The Inner Critic

As I have been writing more about myself I am noticing a trend. I am very quick to point out my faults and failures. I can poke fun at my shortcomings, laugh at all my foibles. But, I have a really hard time saying anything positive about myself. It’s like there is a mental block. I have decided to be curious about that. Am I too afraid of getting prideful if I mention something that I’m good at? Or worse, am I so used to only looking at the negative that I can’t even come up with positive things to say about myself?

Let’s look at some of the things in which I poke fun of myself.. Housekeeping. I’m not a good housekeeper. I don’t dust. I rarely take care of the piles of clutter that accumulate. Mopping happens when my feet start sticking to the floor. But here’s the thing. I am so much better at keeping house than I was 19 years ago. I am now able to keep a tidy house. Not a clean house, but a tidy one. Considering where I started from, that is amazing. Let’s also look at the fact that I genuinely despise housekeeping. It does not give me happy feelings to clean. I feel like patting myself on the back and getting a sticker every time I clean because I dislike it so much. It’s like watching the kid who hates vegetables to the point of throwing up, eat a big salad every day. I really need to give myself credit for the amount of self-discipline and selflessness I exhibit every time I pick up the broom and start sweeping, or go and wash the dishes. I somehow make myself do the distasteful every day. (Ok, there are the occasional days when I give in to laziness and don’t clean at all, but then I have to pay for it the next day.)

I make fun of myself because I’m not a great cook. But here’s the thing. I am a fast and efficient cook. I can prepare a meal for 12 people in 30 minutes. I am creative. I can take whatever remnants I have in my pantry and fridge and somehow make a meal out of it. I am also a thrifty cook. I can take a very small amount of money and somehow stretch it so that everyone has been fed and no one is hungry. I am not a gourmet, but really, considering I’m feeding 12 people, I do alright.

I make fun of myself because I am absent-minded and not the most observant person on the block. I am rarely going to notice what shoes you are wearing. I’ll probably forget what outfit you were wearing as soon as I’m not looking at you. Forget about me noticing your haircut. But, I do notice people. I notice what kind of mood people are in. I notice who is feeling tense and out of place at a party. I notice what kind of vibes you give off: friendly, uncertain, scared, angry, aloof. I notice these things. I notice people. Just not the outer-layer of the person. I am simply tuned in to a different level of what’s going on.

I make fun of myself because I do not have any of the handyman/handcraft/do-it-yourself-project type skills. Don’t ask me to make things with my hands. But, I can make things with words. I can communicate very well. I’m good at taking thoughts and putting them into words so that other people understand exactly what I mean. I’m good at running interference in my home because I can see where there is a breakdown of communication between two people, and I can help them communicate their thoughts better and thus defuse the situation.
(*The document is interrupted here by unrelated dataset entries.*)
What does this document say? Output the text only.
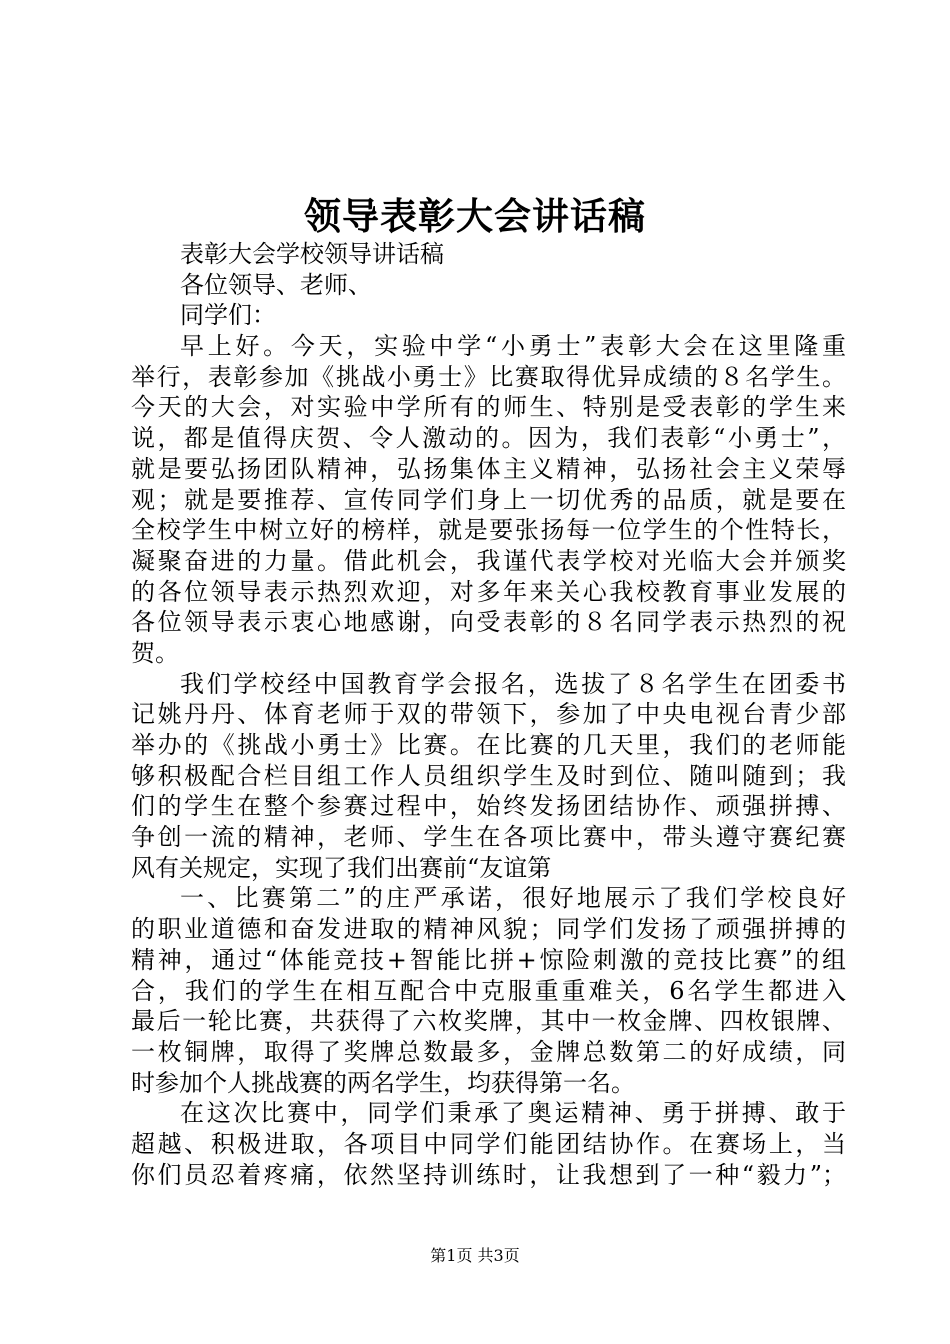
领导表彰大会讲话稿
表彰大会学校领导讲话稿
各位领导、老师、
同学们：
早上好。今天，实验中学“小勇士”表彰大会在这里隆重
举行，表彰参加《挑战小勇士》比赛取得优异成绩的８名学生。
今天的大会，对实验中学所有的师生、特别是受表彰的学生来
说，都是值得庆贺、令人激动的。因为，我们表彰“小勇士”，
就是要弘扬团队精神，弘扬集体主义精神，弘扬社会主义荣辱
观；就是要推荐、宣传同学们身上一切优秀的品质，就是要在
全校学生中树立好的榜样，就是要张扬每一位学生的个性特长，
凝聚奋进的力量。借此机会，我谨代表学校对光临大会并颁奖
的各位领导表示热烈欢迎，对多年来关心我校教育事业发展的
各位领导表示衷心地感谢，向受表彰的８名同学表示热烈的祝
贺。
我们学校经中国教育学会报名，选拔了８名学生在团委书
记姚丹丹、体育老师于双的带领下，参加了中央电视台青少部
举办的《挑战小勇士》比赛。在比赛的几天里，我们的老师能
够积极配合栏目组工作人员组织学生及时到位、随叫随到；我
们的学生在整个参赛过程中，始终发扬团结协作、顽强拼搏、
争创一流的精神，老师、学生在各项比赛中，带头遵守赛纪赛
风有关规定，实现了我们出赛前“友谊第
一、比赛第二”的庄严承诺，很好地展示了我们学校良好
的职业道德和奋发进取的精神风貌；同学们发扬了顽强拼搏的
精神，通过“体能竞技+智能比拼+惊险刺激的竞技比赛”的组
合，我们的学生在相互配合中克服重重难关，6名学生都进入
最后一轮比赛，共获得了六枚奖牌，其中一枚金牌、四枚银牌、
一枚铜牌，取得了奖牌总数最多，金牌总数第二的好成绩，同
时参加个人挑战赛的两名学生，均获得第一名。
在这次比赛中，同学们秉承了奥运精神、勇于拼搏、敢于
超越、积极进取，各项目中同学们能团结协作。在赛场上，当
你们员忍着疼痛，依然坚持训练时，让我想到了一种“毅力”；
第1页 共3页
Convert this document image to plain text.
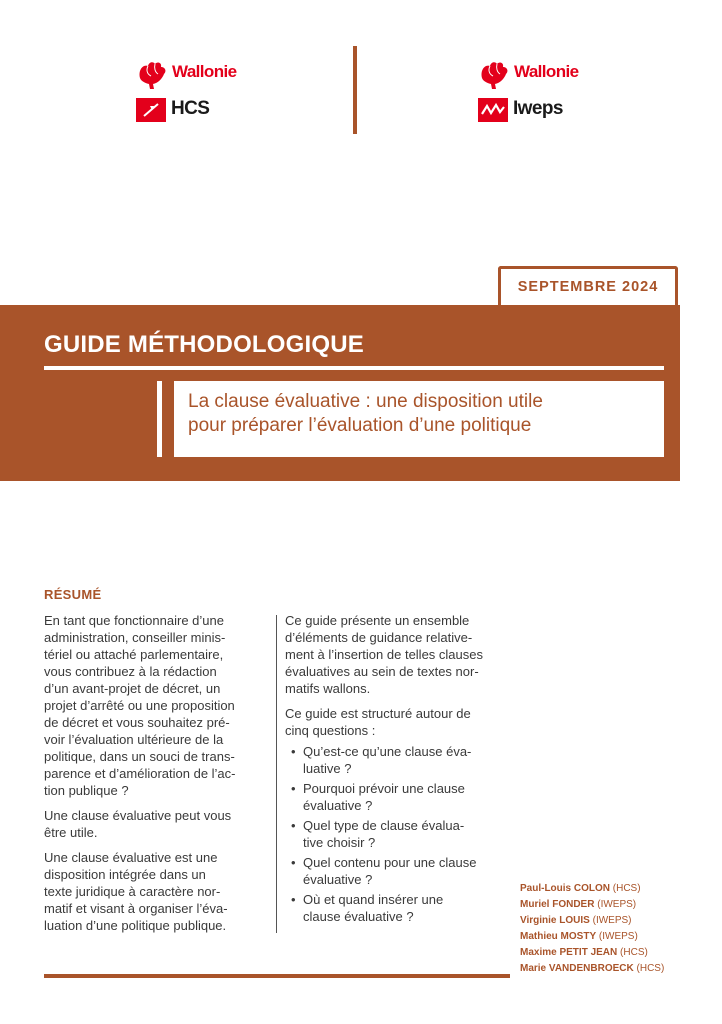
Wallonie
HCS
Wallonie
Iweps
SEPTEMBRE 2024
GUIDE MÉTHODOLOGIQUE
La clause évaluative : une disposition utile
pour préparer l’évaluation d’une politique
RÉSUMÉ
En tant que fonctionnaire d’une
administration, conseiller minis-
tériel ou attaché parlementaire,
vous contribuez à la rédaction
d’un avant-projet de décret, un
projet d’arrêté ou une proposition
de décret et vous souhaitez pré-
voir l’évaluation ultérieure de la
politique, dans un souci de trans-
parence et d’amélioration de l’ac-
tion publique ?
Une clause évaluative peut vous
être utile.
Une clause évaluative est une
disposition intégrée dans un
texte juridique à caractère nor-
matif et visant à organiser l’éva-
luation d’une politique publique.
Ce guide présente un ensemble
d’éléments de guidance relative-
ment à l’insertion de telles clauses
évaluatives au sein de textes nor-
matifs wallons.
Ce guide est structuré autour de
cinq questions :
• Qu’est-ce qu’une clause éva-
luative ?
• Pourquoi prévoir une clause
évaluative ?
• Quel type de clause évalua-
tive choisir ?
• Quel contenu pour une clause
évaluative ?
• Où et quand insérer une
clause évaluative ?
Paul-Louis COLON (HCS)
Muriel FONDER (IWEPS)
Virginie LOUIS (IWEPS)
Mathieu MOSTY (IWEPS)
Maxime PETIT JEAN (HCS)
Marie VANDENBROECK (HCS)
I could probably go on for a while about this. But I do have a point I want to make. I have a feeling that I am not the only person who’s inner-critic speaks a lot louder than their inner-encourager.  No one has ever been as mean to me as I am to myself when I start in on the self-criticisms. Usually I’m not even aware of this inner-critic. It’s just there, part of my thought life. I trip while walking down the sidewalk. My brain says, Well, of course you’d trip, you are so clumsy! You’ve always been so clumsy! You probably looked like an idiot. And I just nod and accept it. Yep, I’m a clumsy idiot.

How do we get this voice to stop? I am hashing this out as I write. I don’t have all the answers. But something comes to mind. When my children are afraid, I always tell them to speak truth over their fears. You’re afraid of the dark? Ok, let’s speak some truth over that. The dark is just absence of light. There is nothing in the dark. It’s just your bedroom. There are no monsters. There are no bad guys. It’s just your bedroom. Truth. It helps with fears. I wonder if truth would help with criticism? Let’s speak truth to that voice. Wait a minute. I’m not a clumsy idiot. There was an unexpected rise in the sidewalk and I wasn’t able to anticipate it and so I tripped. Nothing out of the ordinary here. Tripping does not automatically make me an idiot. It just means I am human and susceptible to the laws of gravity.

I think it’s hard to stop listening to that inner-critic because deep down, we think it’s right. We have not fully grasped truth yet. We still don’t quite believe that we are created in the image of God. We don’t quite believe that we are a unique wonderful person. We don’t quite believe that God loves us in a deep, passionate way that defies understanding. We don’t believe. And it’s easier to listen to that inner-critic than to fight it with truth.

I have for many years now had the belief that if I could ever truly understand the depths of God’s love for me, if I could truly embrace that and live in it fully…I would be invincible. Unstoppable. There would be no boundaries on the things I could do if I could fully live in that truth.

It’s a journey, I’m still reaching for that goal. Maybe the first step though is to stop listening to my inner-critic. Start confronting that voice with some truth. I think it would be a giant step in the right direction.